Esses benefícios, conhecidos como penduricalhos, correspondem a valores pagos a servidores públicos que, somados à remuneração, ultrapassam o teto constitucional, atualmente fixado em 46,3 mil reais.
Em 25 de março, o Supremo Tribunal Federal determinou, por votação unânime, que indenizações, gratificações e auxílios concedidos a membros do Judiciário e do Ministério Público não poderão exceder 35% do subsídio dos ministros da Corte, que serve como referência para o teto remuneratório.
A decisão dos ministros do STF prevê que a limitação deve ser aplicada imediatamente por todas as instituições envolvidas, tanto no Judiciário quanto no Ministério Público.
A Associação dos Magistrados Brasileiros, responsável por reunir e representar outras entidades da categoria, justificou ao Supremo que os tribunais estão enfrentando dificuldades práticas para efetivar a determinação da Corte. Segundo a associação, o acórdão com os detalhes do julgamento ainda não foi publicado, o que, segundo entendimento da entidade, pode gerar prejuízos aos magistrados caso haja cortes nos benefícios antes da publicação oficial.
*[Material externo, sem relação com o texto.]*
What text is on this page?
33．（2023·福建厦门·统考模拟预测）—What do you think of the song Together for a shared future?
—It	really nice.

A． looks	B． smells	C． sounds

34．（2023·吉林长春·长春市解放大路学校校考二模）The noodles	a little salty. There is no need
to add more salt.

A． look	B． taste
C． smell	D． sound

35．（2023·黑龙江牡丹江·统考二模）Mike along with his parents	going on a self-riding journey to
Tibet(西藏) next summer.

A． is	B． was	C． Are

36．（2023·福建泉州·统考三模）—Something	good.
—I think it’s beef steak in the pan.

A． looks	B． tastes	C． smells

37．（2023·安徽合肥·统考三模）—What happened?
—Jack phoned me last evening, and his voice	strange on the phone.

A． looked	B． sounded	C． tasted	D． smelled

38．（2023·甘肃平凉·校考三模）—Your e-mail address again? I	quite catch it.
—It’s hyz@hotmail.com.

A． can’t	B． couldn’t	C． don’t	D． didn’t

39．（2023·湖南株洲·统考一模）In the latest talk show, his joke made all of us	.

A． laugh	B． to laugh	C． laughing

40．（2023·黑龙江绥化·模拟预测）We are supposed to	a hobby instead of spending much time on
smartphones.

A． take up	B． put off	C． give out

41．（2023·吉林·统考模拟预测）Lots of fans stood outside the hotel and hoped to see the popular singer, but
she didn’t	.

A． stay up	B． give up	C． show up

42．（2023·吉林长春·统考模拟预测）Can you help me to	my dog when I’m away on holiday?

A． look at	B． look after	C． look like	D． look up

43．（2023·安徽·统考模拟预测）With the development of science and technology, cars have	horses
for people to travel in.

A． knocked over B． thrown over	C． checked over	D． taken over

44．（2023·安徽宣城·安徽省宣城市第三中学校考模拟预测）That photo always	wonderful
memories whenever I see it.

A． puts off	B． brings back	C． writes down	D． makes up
A solicitação encaminhada ao STF pela associação requer que o novo prazo de 30 dias para implementação das limitações comece a contar apenas após a análise de eventuais recursos apresentados contra a decisão de restrição dos pagamentos dos penduricalhos.
"O que é certo e a AMB pode atestar é que os tribunais estão em dificuldade para dar cumprimento à decisão desse STF sem que tal cumprimento possa violar direito dos magistrados em razão de eventual incompreensão da decisão", afirmou a entidade.
Apesar de estabelecer o limite de 35% para os penduricalhos, a decisão dos ministros do STF também manteve a validade dos pagamentos que ultrapassem o teto constitucional, desde que obedeçam a esse novo percentual.
Por esse motivo, juízes, promotores e procuradores poderão receber mensalmente, no mínimo, 62,5 mil reais, valor que corresponde à soma do teto de 46,3 mil reais e mais 16,2 mil reais advindos dos benefícios limitados pela decisão.
Ao alcançar o final da carreira, esses profissionais poderão perceber salários de até 78,8 mil reais, considerando o acréscimo do auxílio por tempo de serviço (ATS), igualmente limitado a 35% do valor máximo estabelecido para a remuneração.